Department of Community Health Sciences, University of Calgary, Calgary, Alberta, Canada; Department of Medicine, Headwaters Health Care Center, Orangeville, Ontario, Canada.
Department of Community Health Sciences, University of Calgary, Calgary, Alberta, Canada; Cumming School of Medicine, University of Calgary, Calgary, Alberta, Canada.
Am J Kidney Dis. 2018 Mar;71(3):344-351. doi: 10.1053/j.ajkd.2017.08.028. Epub 2017 Nov 22.
Although peritoneal dialysis (PD) costs less to the health care system compared to in-center hemodialysis (HD), it is an underused therapy. Neither modality has been consistently shown to confer a clear benefit to patient survival. A key limitation of prior research is that study patients were not restricted to those eligible for both therapies.
Retrospective cohort study.
SETTING & PARTICIPANTS: All adult patients developing end-stage renal disease from January 2004 to December 2013 at any of 7 regional dialysis centers in Ontario, Canada, who had received at least 1 outpatient dialysis treatment and had completed a multidisciplinary modality assessment.
HD or PD.
Mortality from any cause.
Among all incident patients with end-stage renal disease (1,579 HD and 453 PD), PD was associated with lower risk for death among patients younger than 65 years. However, after excluding approximately one-third of all incident patients deemed to be ineligible for PD, the modalities were associated with similar survival regardless of age. This finding was also observed in analyses that were restricted to patients initiating dialysis therapy electively as outpatients. The impact of modality on survival did not vary over time.

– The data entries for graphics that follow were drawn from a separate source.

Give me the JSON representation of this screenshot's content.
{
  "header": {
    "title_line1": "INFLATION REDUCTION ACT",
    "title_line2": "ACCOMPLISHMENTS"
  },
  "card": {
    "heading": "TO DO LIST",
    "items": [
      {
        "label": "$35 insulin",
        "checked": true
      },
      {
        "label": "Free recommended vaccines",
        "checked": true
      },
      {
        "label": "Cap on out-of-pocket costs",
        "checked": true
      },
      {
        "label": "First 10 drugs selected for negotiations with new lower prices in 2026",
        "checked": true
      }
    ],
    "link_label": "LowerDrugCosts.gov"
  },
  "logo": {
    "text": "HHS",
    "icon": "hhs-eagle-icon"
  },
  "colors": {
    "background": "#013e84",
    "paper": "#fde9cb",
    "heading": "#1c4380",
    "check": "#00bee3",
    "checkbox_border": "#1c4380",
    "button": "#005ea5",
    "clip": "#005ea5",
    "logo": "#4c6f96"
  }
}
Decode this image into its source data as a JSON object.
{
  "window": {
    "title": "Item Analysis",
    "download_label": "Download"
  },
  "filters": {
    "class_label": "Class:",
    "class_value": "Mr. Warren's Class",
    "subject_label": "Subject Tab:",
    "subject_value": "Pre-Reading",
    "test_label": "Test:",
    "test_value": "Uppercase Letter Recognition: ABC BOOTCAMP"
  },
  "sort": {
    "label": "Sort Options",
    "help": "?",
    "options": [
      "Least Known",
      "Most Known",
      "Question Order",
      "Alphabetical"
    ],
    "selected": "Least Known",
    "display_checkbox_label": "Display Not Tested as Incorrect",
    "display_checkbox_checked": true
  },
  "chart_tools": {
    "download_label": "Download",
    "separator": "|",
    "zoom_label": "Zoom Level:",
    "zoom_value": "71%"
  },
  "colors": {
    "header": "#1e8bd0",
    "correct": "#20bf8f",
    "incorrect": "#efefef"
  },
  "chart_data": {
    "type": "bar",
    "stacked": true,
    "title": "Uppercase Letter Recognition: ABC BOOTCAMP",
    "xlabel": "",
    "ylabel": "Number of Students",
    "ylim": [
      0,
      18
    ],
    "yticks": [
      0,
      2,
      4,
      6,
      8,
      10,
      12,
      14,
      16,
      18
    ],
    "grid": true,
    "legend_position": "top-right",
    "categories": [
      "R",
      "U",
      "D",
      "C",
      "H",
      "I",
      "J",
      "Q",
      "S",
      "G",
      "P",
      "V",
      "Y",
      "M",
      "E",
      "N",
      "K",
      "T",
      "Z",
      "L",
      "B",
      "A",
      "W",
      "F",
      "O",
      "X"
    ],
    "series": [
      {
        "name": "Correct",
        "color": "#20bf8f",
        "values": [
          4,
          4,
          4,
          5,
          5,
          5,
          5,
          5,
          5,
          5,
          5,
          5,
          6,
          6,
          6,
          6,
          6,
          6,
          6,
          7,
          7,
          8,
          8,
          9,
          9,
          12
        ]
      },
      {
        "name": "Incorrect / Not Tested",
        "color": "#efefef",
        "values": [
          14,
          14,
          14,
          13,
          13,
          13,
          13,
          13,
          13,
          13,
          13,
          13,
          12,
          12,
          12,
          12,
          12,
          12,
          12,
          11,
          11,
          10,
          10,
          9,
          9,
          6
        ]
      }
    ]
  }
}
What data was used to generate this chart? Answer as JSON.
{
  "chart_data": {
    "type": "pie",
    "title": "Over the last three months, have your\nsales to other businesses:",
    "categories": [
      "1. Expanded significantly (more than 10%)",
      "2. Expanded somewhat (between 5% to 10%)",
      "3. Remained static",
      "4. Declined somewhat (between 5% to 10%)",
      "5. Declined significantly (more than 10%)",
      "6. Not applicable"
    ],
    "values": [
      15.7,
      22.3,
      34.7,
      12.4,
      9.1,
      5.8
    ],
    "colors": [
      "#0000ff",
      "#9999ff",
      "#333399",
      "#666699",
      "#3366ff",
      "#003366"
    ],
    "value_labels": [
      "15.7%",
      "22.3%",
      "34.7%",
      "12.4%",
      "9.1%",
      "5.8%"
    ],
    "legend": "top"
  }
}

The determination of PD eligibility was based on the judgment of the multidisciplinary team at each dialysis center.
HD and PD are associated with similar mortality among incident dialysis patients who are eligible for both modalities. The effect of modality on survival does not appear to change over time. Future comparisons of dialysis modality should be restricted to individuals who are deemed eligible for both modalities to reflect the outcomes of patients who have the opportunity to choose between HD and PD in clinical practice.
与中心血液透析(HD)相比,腹膜透析(PD)的医疗费用更低,但它的应用却不足。两种治疗方式都没有明显改善患者的生存获益。先前研究的一个主要局限性是,研究患者不受限于两种治疗方式都有资格接受的患者。
回顾性队列研究。
2004 年 1 月至 2013 年 12 月期间,在加拿大安大略省的 7 个区域透析中心中,任何一个中心的所有成年终末期肾病患者,这些患者接受了至少 1 次门诊透析治疗,并完成了多学科治疗方式评估。
HD 或 PD。
在所有发生终末期肾病的患者中(1579 例 HD 和 453 例 PD),65 岁以下的患者中 PD 与死亡风险降低相关。然而,在排除大约三分之一被认为不适合 PD 的所有新发患者后,无论年龄如何,两种治疗方式的生存率相似。这一发现也在对选择性门诊开始透析治疗的患者进行的分析中得到证实。治疗方式对生存的影响随时间没有变化。
PD 资格的确定是基于每个透析中心的多学科团队的判断。
对于有资格接受两种治疗方式的新发透析患者,HD 和 PD 与相似的死亡率相关。治疗方式对生存的影响似乎不会随时间改变。未来对透析方式的比较应该限于被认为有资格接受两种方式的个体,以反映在临床实践中有机会在 HD 和 PD 之间选择的患者的结果。